Baidu, sometimes called "Chinese Google," announced the launch of a neural network, which simulates a human voice better and faster than any analogue. She studies the original sound of the voice and "clones" it, adding the necessary shades and accents, if necessary. A key feature of the novelty is the speed of analysis of acoustic data.
In 2017, the predecessor of this novelty was presented, the Baidu Deep Voice project based on AI, which required a 30-minute study of the source material to generate a new voice. The Adobe VoCo tool does this in 20 minutes, the Canadian startup Lyrebird in just a minute of processing. The new Baidu technology, which does not yet have its own name, fits in a few seconds.
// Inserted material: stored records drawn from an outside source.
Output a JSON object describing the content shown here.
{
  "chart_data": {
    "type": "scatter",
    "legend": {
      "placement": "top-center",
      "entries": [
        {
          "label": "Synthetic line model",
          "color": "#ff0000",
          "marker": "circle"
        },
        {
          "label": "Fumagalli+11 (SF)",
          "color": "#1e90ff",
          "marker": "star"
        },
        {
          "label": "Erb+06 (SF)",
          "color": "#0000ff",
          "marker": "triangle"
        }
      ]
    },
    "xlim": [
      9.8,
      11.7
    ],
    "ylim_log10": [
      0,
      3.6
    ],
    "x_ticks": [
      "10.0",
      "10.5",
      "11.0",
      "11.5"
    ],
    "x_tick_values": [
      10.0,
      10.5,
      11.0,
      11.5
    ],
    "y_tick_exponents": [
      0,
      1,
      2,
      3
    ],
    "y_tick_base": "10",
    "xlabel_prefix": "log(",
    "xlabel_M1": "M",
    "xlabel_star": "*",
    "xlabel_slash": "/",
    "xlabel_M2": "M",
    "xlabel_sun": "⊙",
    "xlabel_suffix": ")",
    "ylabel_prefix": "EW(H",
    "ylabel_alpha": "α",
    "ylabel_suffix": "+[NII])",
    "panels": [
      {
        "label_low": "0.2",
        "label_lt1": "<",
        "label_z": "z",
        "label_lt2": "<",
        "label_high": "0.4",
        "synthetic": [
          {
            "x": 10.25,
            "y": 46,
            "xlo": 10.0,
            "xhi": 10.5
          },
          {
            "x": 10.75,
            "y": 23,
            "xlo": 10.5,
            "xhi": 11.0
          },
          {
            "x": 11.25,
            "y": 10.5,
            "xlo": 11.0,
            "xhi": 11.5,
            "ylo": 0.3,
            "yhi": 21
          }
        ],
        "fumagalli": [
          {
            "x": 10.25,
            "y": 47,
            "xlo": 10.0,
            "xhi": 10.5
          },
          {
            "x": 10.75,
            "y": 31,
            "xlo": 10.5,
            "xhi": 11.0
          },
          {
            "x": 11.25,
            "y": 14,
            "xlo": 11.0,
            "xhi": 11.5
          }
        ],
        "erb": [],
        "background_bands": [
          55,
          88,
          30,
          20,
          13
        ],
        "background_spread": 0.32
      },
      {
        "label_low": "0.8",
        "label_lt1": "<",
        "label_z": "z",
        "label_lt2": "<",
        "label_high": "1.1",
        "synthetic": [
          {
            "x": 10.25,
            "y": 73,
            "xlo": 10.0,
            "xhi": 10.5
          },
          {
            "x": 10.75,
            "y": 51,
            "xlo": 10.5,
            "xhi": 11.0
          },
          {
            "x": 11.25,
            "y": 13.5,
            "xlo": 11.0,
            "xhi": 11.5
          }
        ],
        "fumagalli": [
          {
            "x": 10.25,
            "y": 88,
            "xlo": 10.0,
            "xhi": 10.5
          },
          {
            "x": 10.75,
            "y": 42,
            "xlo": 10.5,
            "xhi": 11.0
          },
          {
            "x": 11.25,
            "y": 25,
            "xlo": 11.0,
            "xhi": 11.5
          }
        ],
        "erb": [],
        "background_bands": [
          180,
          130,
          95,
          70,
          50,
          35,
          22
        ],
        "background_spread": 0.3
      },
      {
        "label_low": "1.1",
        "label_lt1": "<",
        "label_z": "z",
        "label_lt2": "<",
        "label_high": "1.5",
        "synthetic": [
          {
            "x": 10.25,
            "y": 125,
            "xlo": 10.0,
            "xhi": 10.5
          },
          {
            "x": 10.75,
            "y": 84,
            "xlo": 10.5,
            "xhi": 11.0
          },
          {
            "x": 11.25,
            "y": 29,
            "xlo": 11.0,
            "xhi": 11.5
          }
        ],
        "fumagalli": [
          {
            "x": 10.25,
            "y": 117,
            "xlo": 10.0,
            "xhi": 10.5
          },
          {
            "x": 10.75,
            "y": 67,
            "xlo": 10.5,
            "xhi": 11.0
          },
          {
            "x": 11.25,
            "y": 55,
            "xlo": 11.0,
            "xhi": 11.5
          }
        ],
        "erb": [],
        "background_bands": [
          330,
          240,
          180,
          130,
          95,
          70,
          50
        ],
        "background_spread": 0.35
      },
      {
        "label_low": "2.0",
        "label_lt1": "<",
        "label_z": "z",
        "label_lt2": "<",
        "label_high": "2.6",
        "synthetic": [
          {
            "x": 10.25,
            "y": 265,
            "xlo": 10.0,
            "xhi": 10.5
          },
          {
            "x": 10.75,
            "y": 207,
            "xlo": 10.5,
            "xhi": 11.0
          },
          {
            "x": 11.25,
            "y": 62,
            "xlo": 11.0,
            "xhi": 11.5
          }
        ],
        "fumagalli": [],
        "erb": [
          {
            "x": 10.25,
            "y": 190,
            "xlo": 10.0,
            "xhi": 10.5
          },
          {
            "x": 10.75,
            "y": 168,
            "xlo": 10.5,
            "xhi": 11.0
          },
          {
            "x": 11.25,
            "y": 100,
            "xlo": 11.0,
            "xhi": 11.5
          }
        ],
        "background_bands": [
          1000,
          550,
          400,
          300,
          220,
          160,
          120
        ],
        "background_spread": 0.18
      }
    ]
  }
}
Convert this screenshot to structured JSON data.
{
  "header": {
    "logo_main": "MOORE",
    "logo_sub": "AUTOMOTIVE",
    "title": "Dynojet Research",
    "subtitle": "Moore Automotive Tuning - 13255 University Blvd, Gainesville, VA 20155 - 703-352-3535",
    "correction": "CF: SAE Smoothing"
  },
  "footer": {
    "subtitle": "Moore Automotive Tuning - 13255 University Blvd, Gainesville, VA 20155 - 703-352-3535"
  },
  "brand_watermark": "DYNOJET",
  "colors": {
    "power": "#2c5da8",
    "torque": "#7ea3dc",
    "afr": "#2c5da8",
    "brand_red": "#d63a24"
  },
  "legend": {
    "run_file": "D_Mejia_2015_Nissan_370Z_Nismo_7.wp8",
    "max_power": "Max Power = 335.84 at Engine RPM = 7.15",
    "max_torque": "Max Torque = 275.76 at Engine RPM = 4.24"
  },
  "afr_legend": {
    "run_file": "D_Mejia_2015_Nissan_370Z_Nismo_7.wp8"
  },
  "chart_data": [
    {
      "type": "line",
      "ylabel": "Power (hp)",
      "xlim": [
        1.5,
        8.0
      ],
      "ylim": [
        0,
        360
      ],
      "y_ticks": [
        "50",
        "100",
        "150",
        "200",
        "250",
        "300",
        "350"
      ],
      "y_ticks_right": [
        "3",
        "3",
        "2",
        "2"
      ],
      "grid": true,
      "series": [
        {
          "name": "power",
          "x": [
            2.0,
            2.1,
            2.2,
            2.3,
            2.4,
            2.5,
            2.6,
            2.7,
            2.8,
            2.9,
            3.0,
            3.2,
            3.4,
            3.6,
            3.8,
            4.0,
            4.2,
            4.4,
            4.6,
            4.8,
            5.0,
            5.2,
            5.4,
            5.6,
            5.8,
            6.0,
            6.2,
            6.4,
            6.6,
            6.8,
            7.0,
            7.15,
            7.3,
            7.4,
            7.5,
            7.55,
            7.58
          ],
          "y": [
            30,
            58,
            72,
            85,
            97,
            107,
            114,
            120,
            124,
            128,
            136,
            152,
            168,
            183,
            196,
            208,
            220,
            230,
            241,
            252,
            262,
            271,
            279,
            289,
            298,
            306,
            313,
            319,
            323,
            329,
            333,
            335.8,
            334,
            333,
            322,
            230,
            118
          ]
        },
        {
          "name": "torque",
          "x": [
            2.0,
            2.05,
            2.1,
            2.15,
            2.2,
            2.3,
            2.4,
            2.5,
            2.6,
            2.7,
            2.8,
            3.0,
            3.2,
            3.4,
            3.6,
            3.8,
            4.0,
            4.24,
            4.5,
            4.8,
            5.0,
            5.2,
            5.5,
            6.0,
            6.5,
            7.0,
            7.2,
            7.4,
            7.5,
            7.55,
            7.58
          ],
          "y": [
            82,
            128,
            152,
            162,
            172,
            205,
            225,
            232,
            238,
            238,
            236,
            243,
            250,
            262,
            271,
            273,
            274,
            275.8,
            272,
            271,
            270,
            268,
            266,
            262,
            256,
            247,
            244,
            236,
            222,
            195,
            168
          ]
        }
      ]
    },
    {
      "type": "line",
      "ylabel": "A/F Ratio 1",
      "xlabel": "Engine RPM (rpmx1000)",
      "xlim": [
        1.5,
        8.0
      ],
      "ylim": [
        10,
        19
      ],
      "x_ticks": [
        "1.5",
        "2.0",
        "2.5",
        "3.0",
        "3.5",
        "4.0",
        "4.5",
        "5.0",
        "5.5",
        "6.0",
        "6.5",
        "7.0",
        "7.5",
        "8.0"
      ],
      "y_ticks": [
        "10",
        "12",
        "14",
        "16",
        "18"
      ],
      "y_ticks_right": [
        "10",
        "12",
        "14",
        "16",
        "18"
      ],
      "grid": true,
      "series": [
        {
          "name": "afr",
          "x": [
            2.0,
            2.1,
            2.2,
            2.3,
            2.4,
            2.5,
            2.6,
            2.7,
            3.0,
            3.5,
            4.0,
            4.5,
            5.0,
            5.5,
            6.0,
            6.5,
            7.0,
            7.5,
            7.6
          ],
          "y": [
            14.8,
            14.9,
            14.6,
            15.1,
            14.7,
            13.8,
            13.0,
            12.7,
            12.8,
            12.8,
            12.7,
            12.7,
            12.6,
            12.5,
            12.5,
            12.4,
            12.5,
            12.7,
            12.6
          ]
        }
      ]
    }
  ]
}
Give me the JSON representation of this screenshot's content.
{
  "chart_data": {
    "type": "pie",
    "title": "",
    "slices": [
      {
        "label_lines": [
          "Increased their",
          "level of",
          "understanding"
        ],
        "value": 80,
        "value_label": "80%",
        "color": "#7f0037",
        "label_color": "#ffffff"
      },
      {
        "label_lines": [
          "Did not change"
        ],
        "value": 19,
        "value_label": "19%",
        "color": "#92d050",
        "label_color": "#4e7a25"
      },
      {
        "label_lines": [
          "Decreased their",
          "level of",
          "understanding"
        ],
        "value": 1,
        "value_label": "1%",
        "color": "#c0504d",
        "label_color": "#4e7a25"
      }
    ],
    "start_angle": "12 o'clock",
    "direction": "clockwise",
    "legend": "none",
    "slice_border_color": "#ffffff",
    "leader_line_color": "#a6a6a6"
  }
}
The commercial potential of such an innovative development is incredibly wide, and the first thing that comes to mind, of course, is fraud and falsification of data. Cloning individuals, movements and generating video "with the participation" of a particular person, de facto, is already available, and can even be streamed. It is enough to add voice guidance and get an optimized copy of the personality, for example, to circumvent biometric identification systems.
It's quite an "animate" electronic assistant, who speaks the voice of a favorite character. Digital nurse, able to calm a child or pet with the voice of a senior member of the family. Possibility of habitual communication for a person who has lost the ability to speak, albeit temporarily. Recording audiobooks or voice-over of a text in a well-known voice without the need to bother its owner, etc.